Since the original pediatric gastroenterology certification examination by the American Board of Pediatrics, now more than 25 years ago, the process by which diplomates have maintained their credentials has evolved, but not without controversy. The current process includes maintenance of licensure, lifelong learning activities, a secure examination, and quality improvement initiatives. In the early stages of the current process, diplomates complained that the secure examination was burdensome and that the quality improvement activities offered were not relevant to their practice.
Although some large organizations developed quality improvement modules for physicians in their organizations and Improve Care Now, an IBD consortium, was available to join, these offerings were not available to everyone and were costly to implement. Several years ago, in order to provide quality improvement activities for diplomates that were relevant at an affordable price point, the North American Society for Pediatric Gastroenterology, Hepatology, and Nutrition began to offer several modules (endoscopy, colonoscopy, informed consent) that were specific to pediatric gastroenterology.

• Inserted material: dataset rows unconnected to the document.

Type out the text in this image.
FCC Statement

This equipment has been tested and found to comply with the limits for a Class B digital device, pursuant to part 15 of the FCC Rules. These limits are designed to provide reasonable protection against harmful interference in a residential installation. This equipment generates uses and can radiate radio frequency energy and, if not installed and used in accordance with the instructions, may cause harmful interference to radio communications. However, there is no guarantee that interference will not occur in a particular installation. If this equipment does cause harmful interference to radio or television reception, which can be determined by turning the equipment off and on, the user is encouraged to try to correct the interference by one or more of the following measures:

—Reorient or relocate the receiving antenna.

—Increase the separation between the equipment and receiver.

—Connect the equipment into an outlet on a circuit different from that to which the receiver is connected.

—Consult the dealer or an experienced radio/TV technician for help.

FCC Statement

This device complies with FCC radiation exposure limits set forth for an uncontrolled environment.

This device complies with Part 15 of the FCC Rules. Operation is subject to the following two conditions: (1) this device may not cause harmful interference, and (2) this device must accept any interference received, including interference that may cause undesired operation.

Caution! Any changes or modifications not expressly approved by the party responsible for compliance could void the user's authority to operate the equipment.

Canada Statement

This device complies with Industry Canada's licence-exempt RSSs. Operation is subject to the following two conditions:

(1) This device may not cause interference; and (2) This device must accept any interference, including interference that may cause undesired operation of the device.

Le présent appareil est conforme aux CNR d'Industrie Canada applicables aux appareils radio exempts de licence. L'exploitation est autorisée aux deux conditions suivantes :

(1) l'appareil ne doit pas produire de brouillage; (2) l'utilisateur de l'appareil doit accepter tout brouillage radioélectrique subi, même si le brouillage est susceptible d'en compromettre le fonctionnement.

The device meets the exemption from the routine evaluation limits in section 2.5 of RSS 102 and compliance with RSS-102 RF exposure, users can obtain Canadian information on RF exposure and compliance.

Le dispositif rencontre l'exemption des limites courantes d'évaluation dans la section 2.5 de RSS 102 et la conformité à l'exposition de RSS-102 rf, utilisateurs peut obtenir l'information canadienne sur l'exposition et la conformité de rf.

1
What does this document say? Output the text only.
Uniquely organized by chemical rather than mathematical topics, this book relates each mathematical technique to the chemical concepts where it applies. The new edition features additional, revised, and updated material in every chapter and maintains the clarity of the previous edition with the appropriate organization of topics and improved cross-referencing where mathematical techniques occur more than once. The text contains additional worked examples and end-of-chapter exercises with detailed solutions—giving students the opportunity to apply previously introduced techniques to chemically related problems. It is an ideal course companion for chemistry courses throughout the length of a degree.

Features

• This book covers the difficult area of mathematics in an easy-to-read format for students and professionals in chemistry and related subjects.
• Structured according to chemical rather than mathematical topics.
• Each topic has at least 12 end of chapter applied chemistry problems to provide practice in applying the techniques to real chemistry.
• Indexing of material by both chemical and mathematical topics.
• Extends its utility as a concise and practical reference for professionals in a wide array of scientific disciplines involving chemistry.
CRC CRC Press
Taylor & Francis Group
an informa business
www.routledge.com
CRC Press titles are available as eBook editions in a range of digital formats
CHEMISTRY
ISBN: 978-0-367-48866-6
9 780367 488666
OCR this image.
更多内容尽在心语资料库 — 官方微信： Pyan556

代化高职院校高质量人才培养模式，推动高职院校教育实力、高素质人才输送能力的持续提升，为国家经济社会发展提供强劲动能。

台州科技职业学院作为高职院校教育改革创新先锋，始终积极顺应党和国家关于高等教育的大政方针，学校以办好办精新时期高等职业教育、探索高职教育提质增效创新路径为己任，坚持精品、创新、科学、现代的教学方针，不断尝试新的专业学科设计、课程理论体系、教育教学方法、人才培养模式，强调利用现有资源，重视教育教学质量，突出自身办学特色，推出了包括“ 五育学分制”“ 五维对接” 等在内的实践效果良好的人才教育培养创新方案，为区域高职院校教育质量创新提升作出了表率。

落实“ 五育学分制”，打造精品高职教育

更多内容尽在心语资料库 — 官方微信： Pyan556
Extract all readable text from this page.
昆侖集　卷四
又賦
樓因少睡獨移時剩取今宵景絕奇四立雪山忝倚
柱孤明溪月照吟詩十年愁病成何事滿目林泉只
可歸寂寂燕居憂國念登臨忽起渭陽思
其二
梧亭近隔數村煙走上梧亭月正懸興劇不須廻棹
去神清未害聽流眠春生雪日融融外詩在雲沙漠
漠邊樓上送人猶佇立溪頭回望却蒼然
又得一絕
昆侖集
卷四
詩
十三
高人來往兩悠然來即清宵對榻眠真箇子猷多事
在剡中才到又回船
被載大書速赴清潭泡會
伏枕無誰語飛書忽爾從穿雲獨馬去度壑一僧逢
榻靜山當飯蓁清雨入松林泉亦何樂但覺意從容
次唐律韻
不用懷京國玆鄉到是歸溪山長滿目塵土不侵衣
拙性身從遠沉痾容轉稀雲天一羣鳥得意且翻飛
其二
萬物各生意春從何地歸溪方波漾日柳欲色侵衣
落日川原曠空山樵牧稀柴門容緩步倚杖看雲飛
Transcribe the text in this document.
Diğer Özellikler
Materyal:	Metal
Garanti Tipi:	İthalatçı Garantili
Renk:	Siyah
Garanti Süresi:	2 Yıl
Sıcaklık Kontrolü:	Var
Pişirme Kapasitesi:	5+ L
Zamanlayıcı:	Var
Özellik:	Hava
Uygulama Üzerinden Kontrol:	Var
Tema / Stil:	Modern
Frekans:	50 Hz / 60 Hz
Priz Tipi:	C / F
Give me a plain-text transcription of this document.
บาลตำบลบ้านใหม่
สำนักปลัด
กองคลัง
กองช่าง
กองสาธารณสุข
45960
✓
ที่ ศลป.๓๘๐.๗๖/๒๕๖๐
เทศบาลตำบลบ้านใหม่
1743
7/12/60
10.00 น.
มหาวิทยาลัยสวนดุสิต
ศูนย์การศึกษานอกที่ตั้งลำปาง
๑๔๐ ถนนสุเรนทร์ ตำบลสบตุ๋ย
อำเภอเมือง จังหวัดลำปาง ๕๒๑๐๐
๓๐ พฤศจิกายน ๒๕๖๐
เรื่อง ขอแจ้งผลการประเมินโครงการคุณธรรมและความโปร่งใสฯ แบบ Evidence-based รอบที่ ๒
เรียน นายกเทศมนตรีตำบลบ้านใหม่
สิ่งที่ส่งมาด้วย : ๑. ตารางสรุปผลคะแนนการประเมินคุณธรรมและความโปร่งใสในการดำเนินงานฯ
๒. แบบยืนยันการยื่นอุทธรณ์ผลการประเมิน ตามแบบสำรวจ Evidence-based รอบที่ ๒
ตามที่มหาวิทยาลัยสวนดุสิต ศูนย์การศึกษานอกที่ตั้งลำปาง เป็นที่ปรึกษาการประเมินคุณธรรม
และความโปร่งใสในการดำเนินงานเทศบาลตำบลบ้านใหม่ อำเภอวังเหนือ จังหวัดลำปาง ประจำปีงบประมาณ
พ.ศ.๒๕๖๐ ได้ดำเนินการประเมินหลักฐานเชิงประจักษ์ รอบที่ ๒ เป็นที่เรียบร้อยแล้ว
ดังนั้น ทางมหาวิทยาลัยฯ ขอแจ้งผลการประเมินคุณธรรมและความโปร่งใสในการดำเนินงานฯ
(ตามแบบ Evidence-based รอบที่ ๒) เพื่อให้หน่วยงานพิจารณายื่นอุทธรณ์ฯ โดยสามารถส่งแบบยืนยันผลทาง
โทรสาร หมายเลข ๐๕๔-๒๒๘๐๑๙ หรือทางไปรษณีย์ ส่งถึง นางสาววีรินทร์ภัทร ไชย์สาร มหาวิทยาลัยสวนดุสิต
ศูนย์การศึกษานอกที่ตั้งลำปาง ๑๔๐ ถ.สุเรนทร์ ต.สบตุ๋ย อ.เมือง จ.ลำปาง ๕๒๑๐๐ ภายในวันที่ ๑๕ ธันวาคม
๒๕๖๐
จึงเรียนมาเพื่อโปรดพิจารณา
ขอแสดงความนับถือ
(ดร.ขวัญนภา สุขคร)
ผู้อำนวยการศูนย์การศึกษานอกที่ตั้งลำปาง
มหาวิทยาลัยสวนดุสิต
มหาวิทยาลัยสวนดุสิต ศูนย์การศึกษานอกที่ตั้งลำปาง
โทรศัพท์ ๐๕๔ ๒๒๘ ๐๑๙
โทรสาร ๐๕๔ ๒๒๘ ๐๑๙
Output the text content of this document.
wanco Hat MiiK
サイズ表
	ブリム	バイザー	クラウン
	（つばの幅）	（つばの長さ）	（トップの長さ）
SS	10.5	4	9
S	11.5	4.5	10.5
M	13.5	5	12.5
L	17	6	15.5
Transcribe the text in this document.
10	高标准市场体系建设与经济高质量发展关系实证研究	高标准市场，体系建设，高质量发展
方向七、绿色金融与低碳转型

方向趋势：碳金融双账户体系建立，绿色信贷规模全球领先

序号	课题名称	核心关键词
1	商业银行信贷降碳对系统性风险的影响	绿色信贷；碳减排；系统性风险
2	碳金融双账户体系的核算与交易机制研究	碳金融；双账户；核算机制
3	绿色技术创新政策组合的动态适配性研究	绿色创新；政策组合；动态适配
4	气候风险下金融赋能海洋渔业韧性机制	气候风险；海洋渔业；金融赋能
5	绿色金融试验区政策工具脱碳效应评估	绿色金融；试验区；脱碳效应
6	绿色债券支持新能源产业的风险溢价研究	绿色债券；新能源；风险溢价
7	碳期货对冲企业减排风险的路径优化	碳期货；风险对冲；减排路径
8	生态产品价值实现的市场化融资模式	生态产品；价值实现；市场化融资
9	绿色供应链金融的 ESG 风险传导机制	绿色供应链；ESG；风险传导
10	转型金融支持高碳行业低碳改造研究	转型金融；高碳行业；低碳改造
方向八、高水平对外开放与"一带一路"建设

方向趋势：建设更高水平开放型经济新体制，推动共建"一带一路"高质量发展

In this issue of the Journal of Pediatric Gastroenterology and Nutrition, Sheu et al (1) report the results of the North American Society for Pediatric Gastroenterology, Hepatology, and Nutrition modules offered to their members for use to complete the quality improvement requirements of the American Board of Pediatrics sub-board. The tools used for data collection are available in the appendix and are simple, effective, and meet the needs of those enrolled in maintenance of certification. The study demonstrates that at least for the period of observation that patient care is improved by participation of the diplomates enrolled in the activity. The question of how sustainable the practice changes will be is beyond the scope of the article and requires further investigation. This article adds to the literature that support that quality improvement improves care and that these activities in particular appear to be relevant to the practice of diplomates and their desire to maintain certification (2–5).